Vice-Chancellor and Federal Minister for Economic Affairs and Climate Protection 2021–2025
Robert Habeck, born in Lübeck in 1969, is a member of the German Bundestag. From 2021 to 2025, he was Vice-Chancellor and Federal Minister for Economic Affairs and Climate Action. From 2018 to 2022, he served as Federal Chairman of Bündnis 90/Die Grünen. Prior to that, Habeck served as Minister and Deputy Minister-President of Schleswig-Holstein for six years, most recently heading the Ministry of Energy, the Environment, Agriculture and Digitalisation.
Habeck studied in Freiburg im Breisgau (German Studies, Philosophy, and Philology) and Roskilde/Denmark (Human Sciences) from 1991 to 1996. In 2000, he obtained his doctorate of Philosohpy (PhD) from the University of Hamburg (Literary Studies and Philosophy). He then worked as a freelance writer until 2009. In 2002, he became a member of Bündnis 90/Die Grünen.

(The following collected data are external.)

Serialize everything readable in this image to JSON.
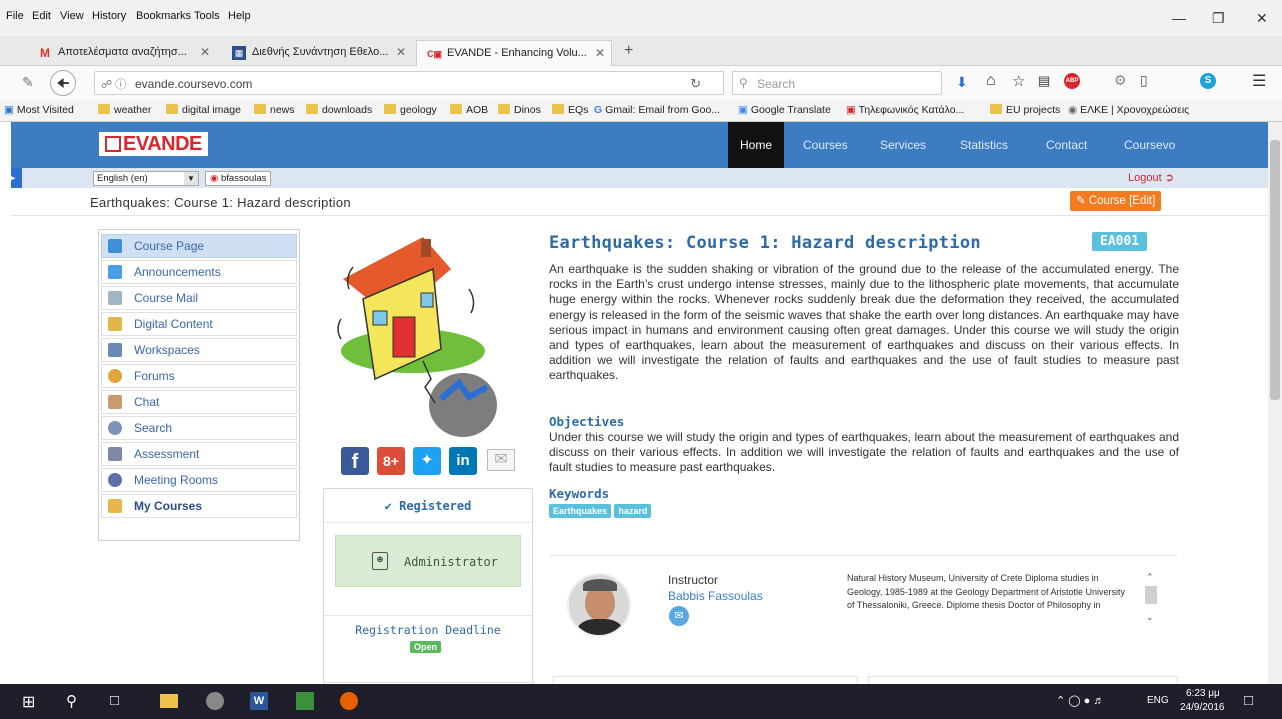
{
  "browser": {
    "menu": [
      "File",
      "Edit",
      "View",
      "History",
      "Bookmarks",
      "Tools",
      "Help"
    ],
    "tabs": [
      {
        "label": "Αποτελέσματα αναζήτησ...",
        "icon": "gmail-icon"
      },
      {
        "label": "Διεθνής Συνάντηση Εθελο...",
        "icon": "grid-icon"
      },
      {
        "label": "EVANDE - Enhancing Volu...",
        "icon": "evande-icon"
      }
    ],
    "url": "evande.coursevo.com",
    "search_placeholder": "Search",
    "bookmarks": [
      "Most Visited",
      "weather",
      "digital image",
      "news",
      "downloads",
      "geology",
      "AOB",
      "Dinos",
      "EQs",
      "Gmail: Email from Goo...",
      "Google Translate",
      "Τηλεφωνικός Κατάλο...",
      "EU projects",
      "ΕΛΚΕ | Χρονοχρεώσεις"
    ]
  },
  "site": {
    "logo": "EVANDE",
    "nav": [
      "Home",
      "Courses",
      "Services",
      "Statistics",
      "Contact",
      "Coursevo"
    ],
    "language": "English (en)",
    "user": "bfassoulas",
    "logout": "Logout",
    "breadcrumb": "Earthquakes: Course 1: Hazard description",
    "course_edit_btn": "Course [Edit]"
  },
  "sidebar": {
    "items": [
      {
        "label": "Course Page",
        "color": "#3f8fd6"
      },
      {
        "label": "Announcements",
        "color": "#4a9de0"
      },
      {
        "label": "Course Mail",
        "color": "#9fb6c9"
      },
      {
        "label": "Digital Content",
        "color": "#e4b64a"
      },
      {
        "label": "Workspaces",
        "color": "#6e88b6"
      },
      {
        "label": "Forums",
        "color": "#e0a53c"
      },
      {
        "label": "Chat",
        "color": "#c79b6a"
      },
      {
        "label": "Search",
        "color": "#7b93b8"
      },
      {
        "label": "Assessment",
        "color": "#7e8aa5"
      },
      {
        "label": "Meeting Rooms",
        "color": "#5b6fa8"
      },
      {
        "label": "My Courses",
        "color": "#e8b64a"
      }
    ]
  },
  "course": {
    "title": "Earthquakes: Course 1: Hazard description",
    "code": "EA001",
    "description": "An earthquake is the sudden shaking or vibration of the ground due to the release of the accumulated energy. The rocks in the Earth’s crust undergo intense stresses, mainly due to the lithospheric plate movements, that accumulate huge energy within the rocks. Whenever rocks suddenly break due the deformation they received, the accumulated energy is released in the form of the seismic waves that shake the earth over long distances. An earthquake may have serious impact in humans and environment causing often great damages. Under this course we will study the origin and types of earthquakes, learn about the measurement of earthquakes and discuss on their various effects. In addition we will investigate the relation of faults and earthquakes and the use of fault studies to measure past earthquakes.",
    "objectives_title": "Objectives",
    "objectives": "Under this course we will study the origin and types of earthquakes, learn about the measurement of earthquakes and discuss on their various effects. In addition we will investigate the relation of faults and earthquakes and the use of fault studies to measure past earthquakes.",
    "keywords_title": "Keywords",
    "keywords": [
      "Earthquakes",
      "hazard"
    ],
    "registered": "Registered",
    "role": "Administrator",
    "deadline_label": "Registration Deadline",
    "deadline_status": "Open",
    "instructor_label": "Instructor",
    "instructor_name": "Babbis Fassoulas",
    "instructor_bio": "Natural History Museum, University of Crete Diploma studies in Geology, 1985-1989 at the Geology Department of Aristotle University of Thessaloniki, Greece. Diplome thesis Doctor of Philosophy in"
  },
  "taskbar": {
    "lang": "ENG",
    "time": "6:23 μμ",
    "date": "24/9/2016"
  },
  "colors": {
    "header": "#3d7cc1",
    "link": "#2d6ba8",
    "badge": "#5bc0de",
    "edit_btn": "#f47b20"
  }
}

Photo: © Nils Leon Brauer.
Tuesday, 25. November 2025, 18:30 – 20:00 h
At the University of Zurich, Rämistrasse 71, 8006 Zurich, KOH-B-10
Liberal democracies are under pressure. As different as the forms of authoritarian rule are - nationalist in Russia, libertarian in the USA, communist in China or North Korea, Islamist in Iran – they are all attacking individual freedoms that have been fought for in recent decades since the 1970s.
The politicians of the liberal, progressive parties are both stunned and confused by this advance. They are looking for explanations by analyzing individual election campaigns or simply blaming reactionary violence. In the back of their minds, they still have a linear view of history, according to which societies develop for the better step by step. So they think that they can't actually lose. But this is not true, neither historically nor in the present. Neither individual mistakes nor pointing the finger at right-wing conservatives are enough to understand our times, and certainly not to find answers.
The pressing question is whether liberal democracies and open societies are even capable of surviving crises and solving problems before they become historical catastrophes: Global warming, military threat/war, migration, loss of trust in liberal democracy itself – all of these can or will happen if the right political measures are not taken to prevent them.